Cultura
E “Signorinella” diviene un caso politico
di MARIO GIANFRATE
La celeberrima canzone di Libero Bovio bandita dal fascismo
“Avevi un nome che non si dimentica, un nome lungo e breve: giovinezza”. Sono i versi che Libero Bovio, autore della celeberrima “Signorinella” – cantata negli anni venti da Carlo Buti e ripresa, dopo la seconda guerra mondiale, da Achille Togliani – fa sommessamente quasi sussurrare al “buon don Cesare”, notaio ormai avanti con l’età, quando, tra le pagine di un suo vecchio libro di latino, il figliolo ritrova un vecchio fiorellino rinsecchito, una pansè; e allora nella sua mente riaffiora vivo e malinconico il ricordo, fino a quel momento sbiadito dal tempo, di un nostalgico e lontano amore giovanile per una giovane sartina, dirimpettaia del quinto piano.

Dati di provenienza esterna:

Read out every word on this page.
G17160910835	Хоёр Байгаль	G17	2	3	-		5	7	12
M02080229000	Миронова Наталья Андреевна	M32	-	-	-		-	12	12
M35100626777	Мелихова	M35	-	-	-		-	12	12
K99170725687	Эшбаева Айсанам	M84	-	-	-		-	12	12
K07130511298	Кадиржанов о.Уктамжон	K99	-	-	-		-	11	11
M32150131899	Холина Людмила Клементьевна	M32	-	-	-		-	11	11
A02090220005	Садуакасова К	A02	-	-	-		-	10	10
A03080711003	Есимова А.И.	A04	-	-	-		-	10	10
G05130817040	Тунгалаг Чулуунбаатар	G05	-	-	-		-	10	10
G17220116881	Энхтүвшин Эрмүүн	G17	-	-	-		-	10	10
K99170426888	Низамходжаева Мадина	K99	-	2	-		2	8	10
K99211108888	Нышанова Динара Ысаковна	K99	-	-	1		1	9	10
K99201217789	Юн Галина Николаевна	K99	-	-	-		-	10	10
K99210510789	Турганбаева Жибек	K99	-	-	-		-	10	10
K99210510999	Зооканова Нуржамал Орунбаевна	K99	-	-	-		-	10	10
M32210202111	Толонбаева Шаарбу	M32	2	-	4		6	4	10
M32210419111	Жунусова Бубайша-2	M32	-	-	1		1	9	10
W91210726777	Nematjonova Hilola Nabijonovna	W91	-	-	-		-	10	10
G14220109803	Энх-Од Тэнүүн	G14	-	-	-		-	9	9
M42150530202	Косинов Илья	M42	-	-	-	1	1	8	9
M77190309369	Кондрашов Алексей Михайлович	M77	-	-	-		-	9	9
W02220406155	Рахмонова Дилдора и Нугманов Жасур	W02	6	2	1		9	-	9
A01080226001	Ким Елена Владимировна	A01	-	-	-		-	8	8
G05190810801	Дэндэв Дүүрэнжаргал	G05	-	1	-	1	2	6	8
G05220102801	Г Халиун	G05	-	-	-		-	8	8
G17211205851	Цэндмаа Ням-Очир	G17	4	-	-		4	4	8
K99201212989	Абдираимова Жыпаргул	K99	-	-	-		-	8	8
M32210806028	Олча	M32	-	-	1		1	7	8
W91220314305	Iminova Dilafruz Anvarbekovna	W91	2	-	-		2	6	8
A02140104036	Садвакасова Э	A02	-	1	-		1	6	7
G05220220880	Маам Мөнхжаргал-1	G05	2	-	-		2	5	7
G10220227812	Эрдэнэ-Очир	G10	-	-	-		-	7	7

E i suoi occhi si inumidiscono mentre dai vetri della finestra il suo sguardo si sperde tra la neve che copre di bianco il campanile e che continua a cadere fitta.
Versi che, con l’avvento del fascismo, cozzavano irrimediabilmente con le virili parole di “Giovinezza”, inno fascista e, in pratica, inno nazionale eseguito, in tutte le circostanze, insieme alla Marcia reale, che, sullo stesso concetto si esprimeva in termini antitetici: “Giovinezza, giovinezza, primavera di bellezza, nella vita e nell’ebbrezza il tuo canto squillerà”.
Concetti diametralmente opposti, quindi, che suonavano stridente contrasto tra la brevità della giovinezza transitoria, patetica e nostalgica di “Signorinella”, e la entusiastica e durevole giovinezza consacrata nell’inno fascista. Ma, anche tra una visione della donna inconciliabile: alla “signorinella pallida” che si strugge d’amore per il giovane studente, ricambiando sguardi languidi e baci pudici, si oppone la gagliardia e la fierezza della donna fascista, non incline al sentimentalismo e alla tristezza.
“Signorinella” subirà, così, un “accantonamento” dal sapore censorio e politico e, nel ventennio, non si potrà più ascoltare. Sarà sottratta all’oblio e portata al successo, come detto, da Togliani al termine del secondo conflitto mondiale, negli anni della ricostruzione democratica.